Back at D5, Steve told Walt that the iPhone is “The best iPod we’ve ever made”, which I took on faith. At the time, I had a lowly second-generation nano (8GB black; what my friend called “the pretentious model”), which I felt was durned-near perfect in both form and function. Still, it was an exercise in discipline to wait to get an iPhone until my previous phone contract was over, which it finally was last fall. Now that I’ve had an iPhone for a few months (16GB black, natch), I disagree with what Steve said.

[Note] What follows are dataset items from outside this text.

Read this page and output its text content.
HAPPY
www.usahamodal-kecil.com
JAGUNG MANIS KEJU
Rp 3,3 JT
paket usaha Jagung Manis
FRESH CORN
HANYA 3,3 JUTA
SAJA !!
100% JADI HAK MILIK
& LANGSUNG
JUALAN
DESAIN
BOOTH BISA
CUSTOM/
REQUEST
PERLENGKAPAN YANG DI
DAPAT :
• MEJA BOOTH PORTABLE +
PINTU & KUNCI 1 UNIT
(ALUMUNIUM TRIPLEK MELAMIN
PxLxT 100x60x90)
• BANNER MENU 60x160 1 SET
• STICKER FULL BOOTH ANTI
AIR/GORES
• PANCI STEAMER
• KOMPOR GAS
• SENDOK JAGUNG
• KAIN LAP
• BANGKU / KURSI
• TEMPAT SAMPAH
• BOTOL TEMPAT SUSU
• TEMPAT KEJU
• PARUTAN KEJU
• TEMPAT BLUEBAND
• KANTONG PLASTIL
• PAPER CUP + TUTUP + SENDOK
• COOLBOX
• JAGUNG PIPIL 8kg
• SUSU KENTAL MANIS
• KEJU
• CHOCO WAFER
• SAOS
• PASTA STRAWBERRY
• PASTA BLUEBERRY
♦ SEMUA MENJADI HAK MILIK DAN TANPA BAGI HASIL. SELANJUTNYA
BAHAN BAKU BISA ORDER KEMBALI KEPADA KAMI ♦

Did I just blaspheme? Well, let’s inject some reason. I think Steve was wrong about the iPhone being the best-ever iPod because it wasn’t an evolution in the iPod design, it was a compromise between having a portable media player and a portable communications platform (phone, email, and web browsing) in the same device. For example, the touchscreen uses the electrical conductivity of your skin, which is why you have to use your bare fingers. The nano and classic iPod have physical controls, which I find dead-simple to operate with gloved hands or in my pocket. And I didn’t have to change which application or orientation my nano was in before I started operating it; let’s be plain, Cover Flow flat out sucks.

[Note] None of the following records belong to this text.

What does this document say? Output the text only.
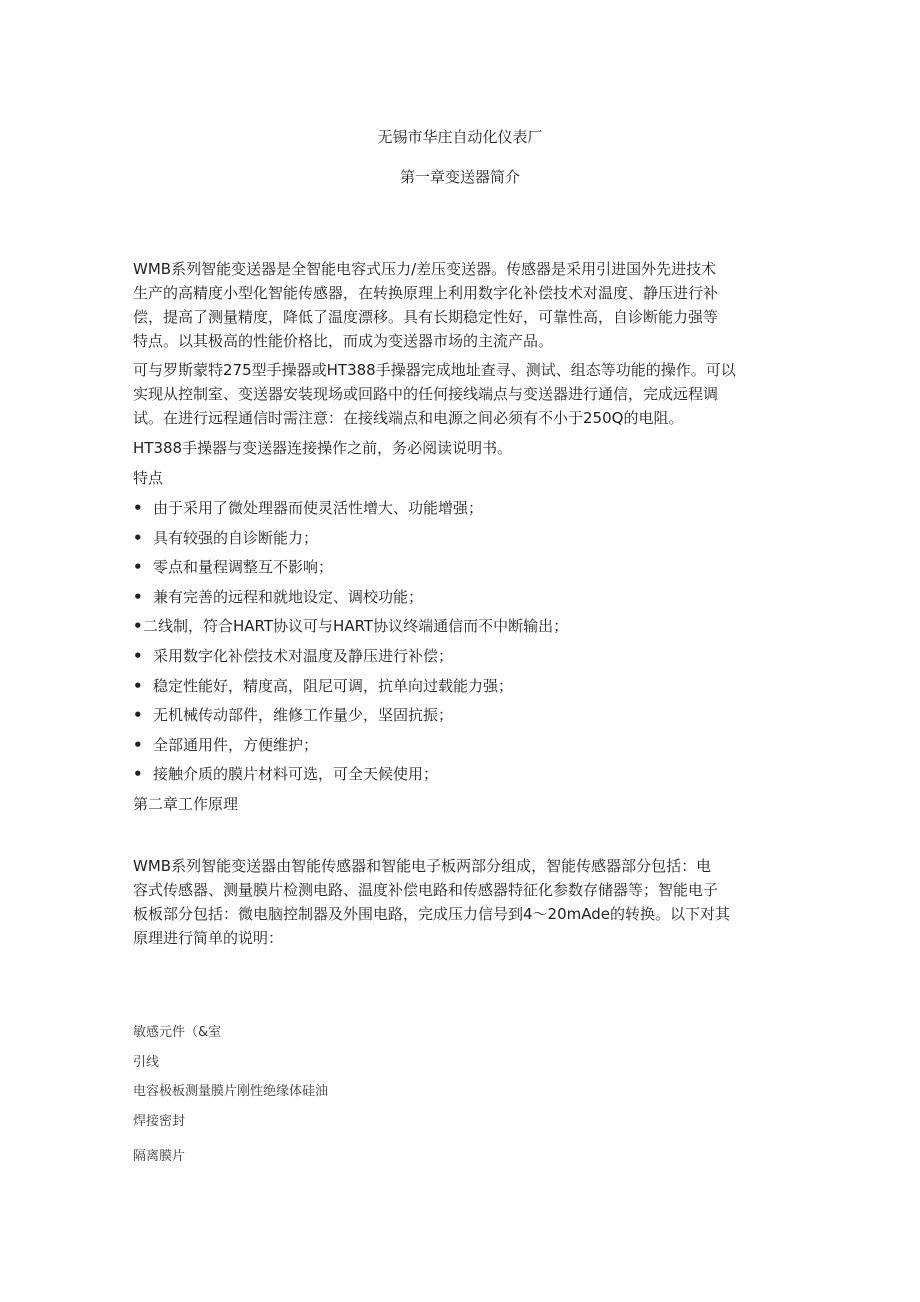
无锡市华庄自动化仪表厂
第一章变送器简介
WMB系列智能变送器是全智能电容式压力/差压变送器。传感器是采用引进国外先进技术
生产的高精度小型化智能传感器，在转换原理上利用数字化补偿技术对温度、静压进行补
偿，提高了测量精度，降低了温度漂移。具有长期稳定性好，可靠性高，自诊断能力强等
特点。以其极高的性能价格比，而成为变送器市场的主流产品。
可与罗斯蒙特275型手操器或HT388手操器完成地址查寻、测试、组态等功能的操作。可以
实现从控制室、变送器安装现场或回路中的任何接线端点与变送器进行通信，完成远程调
试。在进行远程通信时需注意：在接线端点和电源之间必须有不小于250Q的电阻。
HT388手操器与变送器连接操作之前，务必阅读说明书。
特点
• 由于采用了微处理器而使灵活性增大、功能增强；
• 具有较强的自诊断能力；
• 零点和量程调整互不影响；
• 兼有完善的远程和就地设定、调校功能；
•二线制，符合HART协议可与HART协议终端通信而不中断输出；
• 采用数字化补偿技术对温度及静压进行补偿；
• 稳定性能好，精度高，阻尼可调，抗单向过载能力强；
• 无机械传动部件，维修工作量少，坚固抗振；
• 全部通用件，方便维护；
• 接触介质的膜片材料可选，可全天候使用；
第二章工作原理
WMB系列智能变送器由智能传感器和智能电子板两部分组成，智能传感器部分包括：电
容式传感器、测量膜片检测电路、温度补偿电路和传感器特征化参数存储器等；智能电子
板板部分包括：微电脑控制器及外围电路，完成压力信号到4～20mAde的转换。以下对其
原理进行简单的说明：
敏感元件（&室
引线
电容极板测量膜片刚性绝缘体硅油
焊接密封
隔离膜片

The iPhone isn’t even the best phone I’ve had. Answering my old RAZR was simple: I just flipped up the cover with my thumb. Answering my iPhone means scrambling to get my gloves off to operate the touchscreen (I wish pressing the home button answered). Speed dialing an older phone meant holding a single button: calling someone on my iPhone can easily take 7 taps. Hanging up with a physical control felt more decisive than tapping a piece of glass and looking to make sure it worked.
All that said, there are a lot of things that the iPhone can do that no other phone or media player can do (or at least not as well, I expect). I’m definitely much more satisfied with my iPhone than my previous setup. For all the benifits—ubiquitous web access, maps & GPS, and increasingly for apps—I’m perfectly willing to make some compromises. Let’s just be clear that there are compromises.
Though my non-techie girlfriend does tell me that despite being an Apple geek, I’m a little cooler for not being totally satisfied with one of Steve’s products.